Fusaka introduces a minimum for Blob base fees by partially linking them to L1 base fees. This can prevent Blob prices from dropping to zero and maintain compatibility of the fee adjustment mechanism as Blob space expands.

  • More stable Blob pricing: Prevents the fee market from falling to the lowest price.

  • Predictable economics for Rollups: Ensures Rollups pay a reasonable baseline fee for data availability without sudden or unstable fee jumps.

  • Minimal impact on user costs: Even with the new minimum, L2 data costs remain as low as a few cents, with negligible impact on user experience.

  • Sustainable long-term economics: Increases node processing of the added Blob throughput, with Blob fees today contributing to ETH's adaptability, potentially expanding over time and capacity.

Scaling L1

Fusaka also places significant emphasis on L1 scaling. It enhances Ethereum's Layer-1 execution capabilities by raising the protocol's default Gas limit to 60M through EIP-7935. This directly increases the number of transactions that can fit into a block, resulting in higher throughput, less congestion, and cheaper Gas fees.

Expected Impacts:

  • Higher throughput: More computation per block increases total L1 capacity.

  • Supports more complex applications: A larger Gas limit supports complex contract executions.

  • Less pre-block congestion under load: Additional space reduces pre-block congestion during demand peaks.

  • Helps maintain low fees: Additional capacity supports the current low fee environment (0.4 gwei).

In addition to the increase in Gas limits, Fusaka also introduces improvements that make L1 execution clearer and prepare the network for future scaling. The new per-transaction Gas usage cap prevents any single transaction from dominating a block and solidifies the foundation for wood execution. Updates to the ModExp precompile readjust Gas costs and set clearer boundaries for operations, maintaining predictable resource usage as goods grow. The network layer is also simplified by removing outdated pre-merge fields, making synchronization of Ethereum nodes faster and more convenient.

Improving User Experience

Fusaka also introduces updates to improve user and developer usability. EIP -7951 adds native support for secp256r1 elliptic curves, which is the signature standard used by Apple Secure Enclave, Android Keystore, and most consumer hardware. This allows wallets and applications to directly integrate similar authentication processes (Face ID, Touch ID, WebAuthn) into Ethereum, thereby reducing onboarding friction and enhancing security for retail and institutional users.

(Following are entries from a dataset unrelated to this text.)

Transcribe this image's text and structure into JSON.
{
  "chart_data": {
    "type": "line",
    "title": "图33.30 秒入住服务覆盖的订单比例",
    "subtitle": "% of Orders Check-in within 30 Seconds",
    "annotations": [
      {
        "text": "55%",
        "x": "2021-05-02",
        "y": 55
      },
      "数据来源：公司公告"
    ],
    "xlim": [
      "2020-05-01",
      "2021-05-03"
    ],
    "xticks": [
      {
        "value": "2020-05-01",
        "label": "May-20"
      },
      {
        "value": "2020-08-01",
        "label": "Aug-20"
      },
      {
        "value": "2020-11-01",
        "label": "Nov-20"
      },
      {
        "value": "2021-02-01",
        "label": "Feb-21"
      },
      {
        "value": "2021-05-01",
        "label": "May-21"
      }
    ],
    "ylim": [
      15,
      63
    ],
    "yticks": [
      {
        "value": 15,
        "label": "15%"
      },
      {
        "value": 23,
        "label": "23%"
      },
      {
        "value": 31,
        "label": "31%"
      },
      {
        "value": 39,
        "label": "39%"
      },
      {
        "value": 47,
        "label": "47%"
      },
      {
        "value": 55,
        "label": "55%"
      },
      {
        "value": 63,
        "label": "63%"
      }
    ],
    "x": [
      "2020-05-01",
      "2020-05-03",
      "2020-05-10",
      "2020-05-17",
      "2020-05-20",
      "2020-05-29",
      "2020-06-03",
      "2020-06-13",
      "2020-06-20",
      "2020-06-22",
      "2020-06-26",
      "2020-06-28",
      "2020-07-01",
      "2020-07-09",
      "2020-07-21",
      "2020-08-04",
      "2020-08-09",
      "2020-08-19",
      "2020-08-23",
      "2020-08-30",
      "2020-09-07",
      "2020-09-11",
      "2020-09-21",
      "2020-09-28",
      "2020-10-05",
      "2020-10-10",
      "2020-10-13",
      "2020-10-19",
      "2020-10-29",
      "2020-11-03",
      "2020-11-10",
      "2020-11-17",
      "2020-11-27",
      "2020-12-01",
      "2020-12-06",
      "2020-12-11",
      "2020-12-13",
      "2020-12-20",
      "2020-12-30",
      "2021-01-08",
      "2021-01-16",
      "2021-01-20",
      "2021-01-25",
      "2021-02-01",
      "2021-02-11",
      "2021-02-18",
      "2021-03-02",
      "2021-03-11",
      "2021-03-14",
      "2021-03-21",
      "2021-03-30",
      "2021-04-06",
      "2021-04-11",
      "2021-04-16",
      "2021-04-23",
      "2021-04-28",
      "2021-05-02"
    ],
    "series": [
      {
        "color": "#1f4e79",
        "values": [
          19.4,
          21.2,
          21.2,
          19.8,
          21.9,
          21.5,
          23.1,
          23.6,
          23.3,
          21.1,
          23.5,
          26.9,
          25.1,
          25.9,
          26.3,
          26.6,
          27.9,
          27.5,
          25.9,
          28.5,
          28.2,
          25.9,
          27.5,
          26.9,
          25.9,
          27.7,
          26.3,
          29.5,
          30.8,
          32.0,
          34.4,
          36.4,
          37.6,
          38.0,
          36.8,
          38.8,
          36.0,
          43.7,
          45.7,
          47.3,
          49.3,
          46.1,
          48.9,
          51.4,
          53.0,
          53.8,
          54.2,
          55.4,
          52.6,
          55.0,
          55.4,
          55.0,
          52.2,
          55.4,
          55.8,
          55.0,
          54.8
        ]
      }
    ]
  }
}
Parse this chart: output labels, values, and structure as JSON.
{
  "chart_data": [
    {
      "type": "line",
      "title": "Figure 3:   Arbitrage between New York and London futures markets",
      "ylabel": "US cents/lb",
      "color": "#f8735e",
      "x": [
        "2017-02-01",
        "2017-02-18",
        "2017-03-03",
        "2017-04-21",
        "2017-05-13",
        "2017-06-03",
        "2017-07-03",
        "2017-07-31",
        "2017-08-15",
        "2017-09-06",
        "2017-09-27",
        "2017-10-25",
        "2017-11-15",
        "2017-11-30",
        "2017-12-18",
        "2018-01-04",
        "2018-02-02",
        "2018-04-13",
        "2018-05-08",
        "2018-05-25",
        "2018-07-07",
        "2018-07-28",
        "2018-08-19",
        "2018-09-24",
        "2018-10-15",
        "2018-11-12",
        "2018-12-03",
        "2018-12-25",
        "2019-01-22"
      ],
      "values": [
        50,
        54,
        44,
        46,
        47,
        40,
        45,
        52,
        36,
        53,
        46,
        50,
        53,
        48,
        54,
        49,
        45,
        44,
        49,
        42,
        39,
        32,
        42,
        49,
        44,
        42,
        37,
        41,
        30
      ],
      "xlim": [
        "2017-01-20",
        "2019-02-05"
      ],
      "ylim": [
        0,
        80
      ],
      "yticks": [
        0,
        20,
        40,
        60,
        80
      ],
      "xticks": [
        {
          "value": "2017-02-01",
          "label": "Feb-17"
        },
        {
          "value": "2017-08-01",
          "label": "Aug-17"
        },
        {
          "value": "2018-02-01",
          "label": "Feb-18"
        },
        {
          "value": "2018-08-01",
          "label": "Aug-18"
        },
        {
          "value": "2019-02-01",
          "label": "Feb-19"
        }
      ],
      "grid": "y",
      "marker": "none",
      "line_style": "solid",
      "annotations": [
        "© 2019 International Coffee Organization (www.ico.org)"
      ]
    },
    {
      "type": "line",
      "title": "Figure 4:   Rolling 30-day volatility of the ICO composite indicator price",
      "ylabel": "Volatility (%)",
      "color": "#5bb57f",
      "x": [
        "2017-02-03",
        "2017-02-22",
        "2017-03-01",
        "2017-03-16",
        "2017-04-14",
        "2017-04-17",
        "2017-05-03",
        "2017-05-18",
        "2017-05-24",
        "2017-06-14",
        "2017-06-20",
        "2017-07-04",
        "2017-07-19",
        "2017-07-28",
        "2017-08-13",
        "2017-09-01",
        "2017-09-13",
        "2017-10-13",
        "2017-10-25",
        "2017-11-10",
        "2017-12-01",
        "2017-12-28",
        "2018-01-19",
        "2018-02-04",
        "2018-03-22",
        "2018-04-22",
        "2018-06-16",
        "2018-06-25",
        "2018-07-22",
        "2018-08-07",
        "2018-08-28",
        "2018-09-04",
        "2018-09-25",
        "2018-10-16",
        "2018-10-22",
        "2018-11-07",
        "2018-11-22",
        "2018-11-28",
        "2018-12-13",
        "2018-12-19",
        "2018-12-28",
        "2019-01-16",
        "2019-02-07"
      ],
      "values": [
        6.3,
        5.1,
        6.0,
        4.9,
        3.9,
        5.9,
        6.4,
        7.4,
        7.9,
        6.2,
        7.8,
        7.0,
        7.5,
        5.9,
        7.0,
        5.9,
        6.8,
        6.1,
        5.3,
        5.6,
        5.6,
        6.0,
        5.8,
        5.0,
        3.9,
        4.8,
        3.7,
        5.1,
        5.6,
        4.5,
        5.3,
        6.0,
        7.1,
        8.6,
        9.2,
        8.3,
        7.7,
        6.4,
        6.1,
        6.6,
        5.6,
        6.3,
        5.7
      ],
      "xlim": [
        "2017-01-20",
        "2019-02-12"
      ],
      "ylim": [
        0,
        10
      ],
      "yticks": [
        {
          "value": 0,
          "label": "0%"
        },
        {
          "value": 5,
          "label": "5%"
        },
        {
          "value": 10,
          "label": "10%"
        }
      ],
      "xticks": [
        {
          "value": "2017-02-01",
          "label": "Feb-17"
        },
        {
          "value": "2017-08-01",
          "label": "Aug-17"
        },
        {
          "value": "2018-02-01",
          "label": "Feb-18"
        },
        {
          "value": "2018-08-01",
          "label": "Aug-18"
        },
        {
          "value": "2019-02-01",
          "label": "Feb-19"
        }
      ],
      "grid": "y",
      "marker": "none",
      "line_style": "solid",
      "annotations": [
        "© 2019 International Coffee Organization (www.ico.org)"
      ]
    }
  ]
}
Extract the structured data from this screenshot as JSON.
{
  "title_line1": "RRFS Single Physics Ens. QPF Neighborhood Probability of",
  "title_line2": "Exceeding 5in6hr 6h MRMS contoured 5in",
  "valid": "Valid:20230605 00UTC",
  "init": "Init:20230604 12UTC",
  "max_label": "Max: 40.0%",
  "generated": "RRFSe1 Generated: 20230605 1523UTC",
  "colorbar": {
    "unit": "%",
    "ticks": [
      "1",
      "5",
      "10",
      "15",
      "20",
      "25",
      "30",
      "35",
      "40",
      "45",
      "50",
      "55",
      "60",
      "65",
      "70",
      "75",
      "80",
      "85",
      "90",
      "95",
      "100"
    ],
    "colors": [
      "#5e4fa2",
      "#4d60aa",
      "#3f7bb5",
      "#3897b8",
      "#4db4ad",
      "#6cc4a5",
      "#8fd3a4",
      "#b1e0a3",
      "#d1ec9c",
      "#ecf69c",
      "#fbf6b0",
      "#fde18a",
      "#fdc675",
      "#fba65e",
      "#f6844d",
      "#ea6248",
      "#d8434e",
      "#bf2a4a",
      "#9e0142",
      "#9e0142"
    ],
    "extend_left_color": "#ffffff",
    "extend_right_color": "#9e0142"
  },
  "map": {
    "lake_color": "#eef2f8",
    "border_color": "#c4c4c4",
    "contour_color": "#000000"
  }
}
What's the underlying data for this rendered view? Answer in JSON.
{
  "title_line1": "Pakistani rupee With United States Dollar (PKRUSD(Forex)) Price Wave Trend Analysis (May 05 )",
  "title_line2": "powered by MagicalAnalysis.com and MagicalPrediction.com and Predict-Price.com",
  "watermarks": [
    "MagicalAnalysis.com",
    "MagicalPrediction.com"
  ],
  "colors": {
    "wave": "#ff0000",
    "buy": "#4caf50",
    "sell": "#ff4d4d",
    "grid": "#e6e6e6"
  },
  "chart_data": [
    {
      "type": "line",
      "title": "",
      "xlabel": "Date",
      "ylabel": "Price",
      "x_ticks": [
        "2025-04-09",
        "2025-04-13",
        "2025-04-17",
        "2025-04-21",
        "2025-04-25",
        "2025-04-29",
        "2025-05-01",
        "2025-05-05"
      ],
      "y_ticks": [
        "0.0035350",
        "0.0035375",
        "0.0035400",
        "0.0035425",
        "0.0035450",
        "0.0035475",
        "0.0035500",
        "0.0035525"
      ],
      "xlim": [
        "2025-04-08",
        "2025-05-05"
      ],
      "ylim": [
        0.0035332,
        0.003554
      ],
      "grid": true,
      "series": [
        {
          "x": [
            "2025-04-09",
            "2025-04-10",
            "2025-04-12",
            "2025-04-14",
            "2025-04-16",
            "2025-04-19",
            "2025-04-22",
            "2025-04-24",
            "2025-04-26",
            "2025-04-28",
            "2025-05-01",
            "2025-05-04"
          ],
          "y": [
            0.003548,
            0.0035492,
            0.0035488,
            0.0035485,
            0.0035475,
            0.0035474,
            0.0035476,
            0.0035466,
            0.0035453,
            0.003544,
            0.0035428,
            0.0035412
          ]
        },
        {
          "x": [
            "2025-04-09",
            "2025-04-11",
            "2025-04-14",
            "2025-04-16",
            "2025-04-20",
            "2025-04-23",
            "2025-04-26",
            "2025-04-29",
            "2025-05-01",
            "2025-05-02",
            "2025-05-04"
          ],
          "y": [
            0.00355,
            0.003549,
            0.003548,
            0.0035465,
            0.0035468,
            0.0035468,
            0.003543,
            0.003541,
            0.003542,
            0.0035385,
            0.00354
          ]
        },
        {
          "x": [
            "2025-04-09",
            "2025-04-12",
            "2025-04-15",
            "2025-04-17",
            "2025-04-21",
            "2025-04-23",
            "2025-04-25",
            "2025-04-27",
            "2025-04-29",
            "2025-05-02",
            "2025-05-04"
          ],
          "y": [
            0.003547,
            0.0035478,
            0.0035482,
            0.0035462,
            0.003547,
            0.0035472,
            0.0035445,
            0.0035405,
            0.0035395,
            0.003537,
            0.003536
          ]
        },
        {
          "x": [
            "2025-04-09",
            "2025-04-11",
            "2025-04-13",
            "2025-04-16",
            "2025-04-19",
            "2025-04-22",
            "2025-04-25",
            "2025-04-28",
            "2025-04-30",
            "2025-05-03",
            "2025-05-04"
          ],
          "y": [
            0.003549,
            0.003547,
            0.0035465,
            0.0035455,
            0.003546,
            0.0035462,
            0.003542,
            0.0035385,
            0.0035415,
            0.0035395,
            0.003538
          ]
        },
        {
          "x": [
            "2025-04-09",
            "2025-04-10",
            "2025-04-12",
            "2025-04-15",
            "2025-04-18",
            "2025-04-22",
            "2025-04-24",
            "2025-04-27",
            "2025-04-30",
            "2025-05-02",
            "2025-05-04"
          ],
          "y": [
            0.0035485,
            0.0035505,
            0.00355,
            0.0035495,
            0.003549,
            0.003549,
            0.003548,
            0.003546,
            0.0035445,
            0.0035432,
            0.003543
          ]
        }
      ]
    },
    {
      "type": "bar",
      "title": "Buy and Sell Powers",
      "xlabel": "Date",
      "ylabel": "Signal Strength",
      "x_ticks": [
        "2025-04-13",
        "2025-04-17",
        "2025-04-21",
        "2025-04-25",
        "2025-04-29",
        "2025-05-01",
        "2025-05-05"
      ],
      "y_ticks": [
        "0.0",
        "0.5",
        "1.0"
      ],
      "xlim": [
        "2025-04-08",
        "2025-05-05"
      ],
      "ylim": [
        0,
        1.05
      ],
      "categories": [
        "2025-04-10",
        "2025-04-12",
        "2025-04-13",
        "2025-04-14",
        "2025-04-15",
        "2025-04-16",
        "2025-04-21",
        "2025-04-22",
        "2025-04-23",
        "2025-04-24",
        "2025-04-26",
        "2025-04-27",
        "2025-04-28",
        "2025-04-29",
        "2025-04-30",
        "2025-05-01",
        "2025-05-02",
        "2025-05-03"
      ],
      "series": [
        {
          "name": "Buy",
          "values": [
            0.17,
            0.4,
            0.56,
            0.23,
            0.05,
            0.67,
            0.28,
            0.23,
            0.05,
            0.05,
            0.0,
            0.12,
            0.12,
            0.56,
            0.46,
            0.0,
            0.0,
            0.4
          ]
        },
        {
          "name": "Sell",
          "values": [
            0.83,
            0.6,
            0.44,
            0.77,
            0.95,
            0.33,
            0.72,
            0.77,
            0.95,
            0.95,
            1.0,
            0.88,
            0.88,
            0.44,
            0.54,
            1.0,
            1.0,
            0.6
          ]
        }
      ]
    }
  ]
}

These contribute to upgrading the developer and user interface of modern Ethereum, making it easier to build secure, mainstream applications.

Conclusion

With the activation of Fusaka, the most immediate impacts will be seen in lower Rollup costs, higher Blob throughput, and significant expansion of L1 execution capabilities. Combined with larger Blob space, overhead, and ongoing improvements in L1 performance, this will shape the financial dynamics of L2 settlements, influencing related dynamics and clearing the broader Ethereum ecosystem's sense of internal aggregation.

While the long-term value impact ultimately depends on demand and adoption, Fusaka lays a clearer and more scalable foundation for the next phase of Ethereum, where L1 and L2 functionalities will work more seamlessly together, and the network will be better positioned to support higher capacities of users, assets, and on-chain activities.